Pour rehausser la productivité il faut pour G Longuet libérer la gestion par les chefs d'établissement. "La productivité de la classe il n'y a que l'établissement qui puisse répondre à cette question... Selon le type de classe que le chef d'établissement forme il peut avoir des besoins différents d'enseignants".

 

On arrive à la liberté donnée aux chefs d'établissement de recruter les enseignants, principe affiché aussi par E Macron le 3 juin. Le président de la République le justifie en mettant en avant le projet pédagogique. G Longuet en dévoile tout l'intérêt budgétaire.

 

Récupérer la manne budgétaire liée à la baisse démographique

 

 G Longuet reprend une idée qui a eu son heure de gloire il y a une dizaine d'années : pour mieux gérer le système éducatif donner une enveloppe salariale aux chefs d'établissement et la laisser les gérer. "On peut être agrégé et enseigner le français en collège. Faut-il payer l'agrégé plus cher que le certifié qui fait aussi bien le travail ?". En partant de cette approche gestionnaire, le chef d'établissement devrait avoir le choix de recruter pour son établissement 4 certifiés plutôt que 3 agrégés et peut être 4 contractuels plutôt que 3 certifiés...

 

On retrouve dans ces recommandations et cette argumentation bien des points communs avec les annonces faites par E Macron. On voit bien que le rôle donné aux chefs d'établissement et directeurs dans le recrutement des enseignants n'est qu'une étape d'une privatisation qui pourrait aller plus loin encore. G Longuet en donne la clé. "Au moment où la démographie française montre qu'il y aura moins d'élèves, il serait bon de savoir comment la marge dégagée va être utilisée". Comme la mutation du système de retraite, cette marge est l'objectif de l'épisode de privatisation que l'Education nationale devrait traverser.

 

François Jarraud

 

 

Par fjarraud , le vendredi 10 juin 2022.

Commentaires

  • caroudel, le 10/06/2022 à 10:00

    Le dernier rempart de la République, l'école, considérée comme source de revenu pour l'Etat, Il fallait y penser !

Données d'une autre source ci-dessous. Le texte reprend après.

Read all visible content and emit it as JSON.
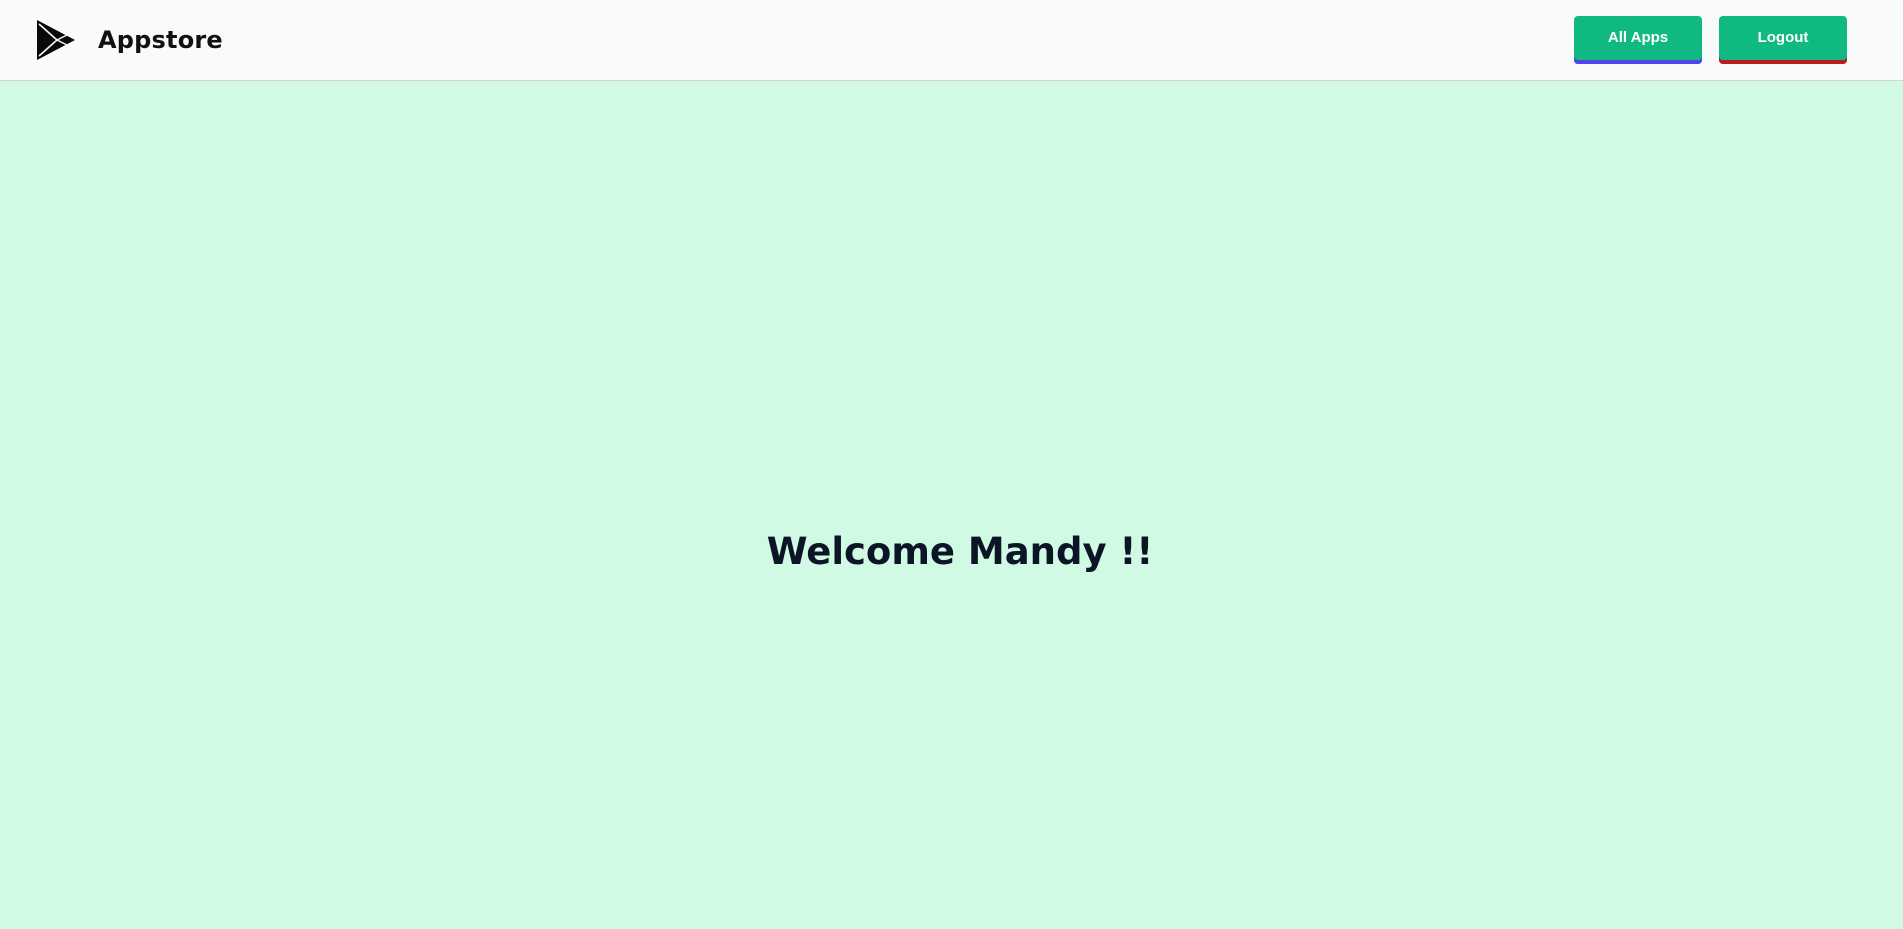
{
  "navbar": {
    "brand_name": "Appstore",
    "logo_icon": "play-store-icon",
    "actions": {
      "all_apps_label": "All Apps",
      "logout_label": "Logout"
    }
  },
  "main": {
    "welcome_text": "Welcome Mandy !!"
  },
  "colors": {
    "page_background": "#d1fae5",
    "navbar_background": "#f8fafc",
    "button_green": "#10b981",
    "all_apps_underline": "#4f46e5",
    "logout_underline": "#b91c1c"
  }
}
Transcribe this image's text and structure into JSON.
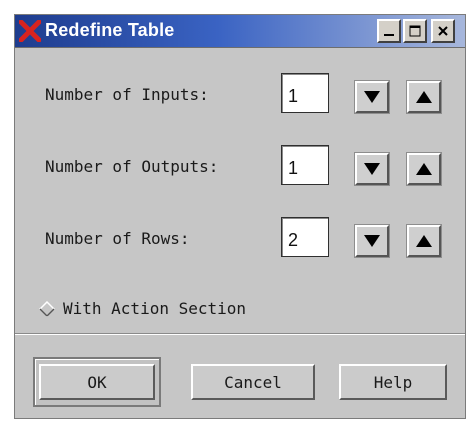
{
  "window": {
    "title": "Redefine Table",
    "controls": [
      "minimize",
      "maximize",
      "close"
    ]
  },
  "fields": [
    {
      "label": "Number of Inputs:",
      "value": "1"
    },
    {
      "label": "Number of Outputs:",
      "value": "1"
    },
    {
      "label": "Number of Rows:",
      "value": "2"
    }
  ],
  "option": {
    "label": "With Action Section",
    "checked": false
  },
  "buttons": {
    "ok": "OK",
    "cancel": "Cancel",
    "help": "Help"
  },
  "icons": {
    "app": "x-logo-icon",
    "decrement": "triangle-down-icon",
    "increment": "triangle-up-icon",
    "radio": "diamond-radio-icon"
  },
  "colors": {
    "title_bar_start": "#1e3c8e",
    "title_bar_end": "#a7b7dc",
    "dialog_bg": "#c6c6c6",
    "app_icon": "#d8231f"
  }
}
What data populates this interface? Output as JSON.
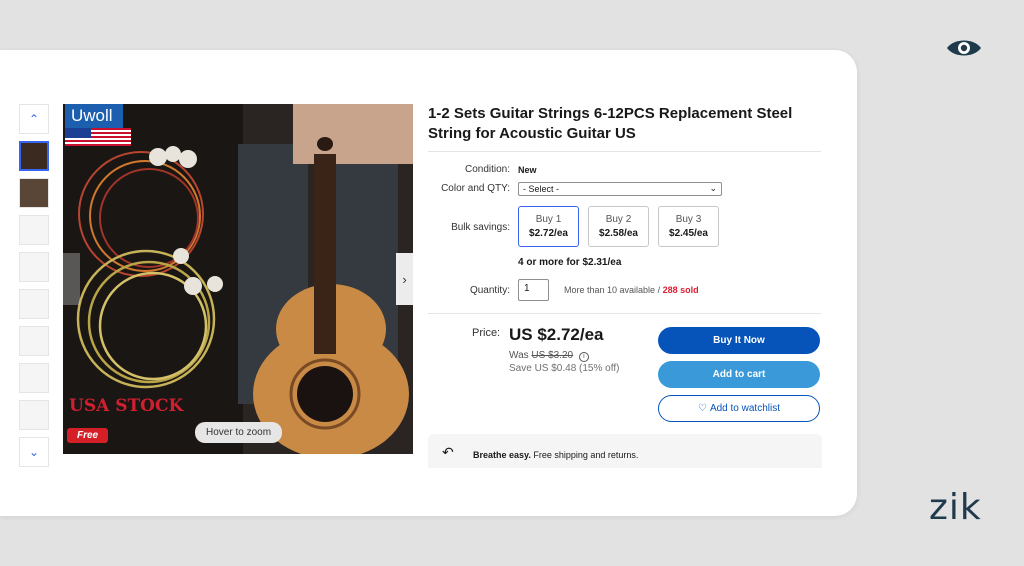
{
  "overlay": {
    "eye_icon": "eye-icon",
    "brand": "zik"
  },
  "gallery": {
    "hover_zoom": "Hover to zoom",
    "image_text": {
      "brand": "Uwoll",
      "stock": "USA STOCK",
      "free": "Free"
    }
  },
  "product": {
    "title": "1-2 Sets Guitar Strings 6-12PCS Replacement Steel String for Acoustic Guitar US"
  },
  "condition": {
    "label": "Condition:",
    "value": "New"
  },
  "variant": {
    "label": "Color and QTY:",
    "selected": "- Select -"
  },
  "bulk": {
    "label": "Bulk savings:",
    "options": [
      {
        "name": "Buy 1",
        "price": "$2.72/ea"
      },
      {
        "name": "Buy 2",
        "price": "$2.58/ea"
      },
      {
        "name": "Buy 3",
        "price": "$2.45/ea"
      }
    ],
    "more": "4 or more for $2.31/ea"
  },
  "quantity": {
    "label": "Quantity:",
    "value": "1",
    "available": "More than 10 available",
    "separator": " / ",
    "sold": "288 sold"
  },
  "pricing": {
    "label": "Price:",
    "price": "US $2.72/ea",
    "was_label": "Was",
    "was_price": "US $3.20",
    "save": "Save US $0.48 (15% off)"
  },
  "actions": {
    "buy_now": "Buy It Now",
    "add_to_cart": "Add to cart",
    "watchlist": "Add to watchlist"
  },
  "shipping": {
    "bold": "Breathe easy.",
    "text": " Free shipping and returns."
  },
  "colors": {
    "primary": "#0654ba",
    "cart": "#3a9ad9",
    "sold": "#dd1e31",
    "selected_border": "#3665f3"
  }
}
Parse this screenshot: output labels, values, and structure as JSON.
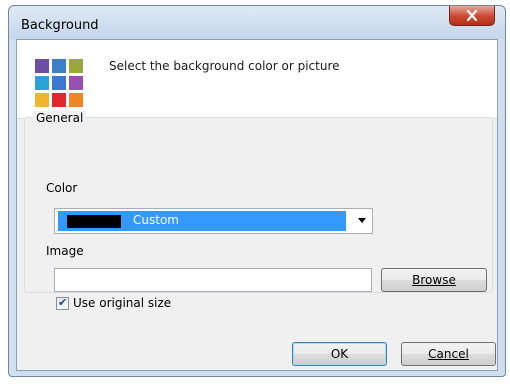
{
  "window": {
    "title": "Background",
    "close_icon": "close-icon"
  },
  "header": {
    "icon": "color-palette-icon",
    "palette_colors": [
      "#6a4fa3",
      "#3f7fc5",
      "#9aa83a",
      "#2aa4d8",
      "#3f78d0",
      "#9b4fb0",
      "#f0b52b",
      "#e0262f",
      "#f08524"
    ],
    "description": "Select the background color or picture"
  },
  "general": {
    "group_label": "General",
    "color_label": "Color",
    "color_value": "Custom",
    "color_swatch": "#000000",
    "image_label": "Image",
    "image_value": "",
    "browse_label": "Browse",
    "use_original_size_label": "Use original size",
    "use_original_size_checked": true
  },
  "buttons": {
    "ok_label": "OK",
    "cancel_label": "Cancel"
  }
}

    Le monde individualiste que l'opulence provoque oublie la générosité indispensable de la République en respect de la devise égalité, fraternité, en confondant liberté et asservissement à l'argent, le dieu des nouveaux croyants.

    Bientôt plus de sécu, plus d'hôpital public, plus d'école,plus de retraite par répartition, toutes institutions sous-développées pour démontrer la puissance du privé.

    Dans quelques temps nous paierons pour mettre nos enfants àl'école, pendant qu'on nous transformera en assistés au lieu de nous rémunérer correctement.

    Dimanche nous avons le moyen de faire barrage à cette vague antirépublicaine.

    Dimanche soyons à lahauteur d'un choix décisif : imposer une restauration républicaine.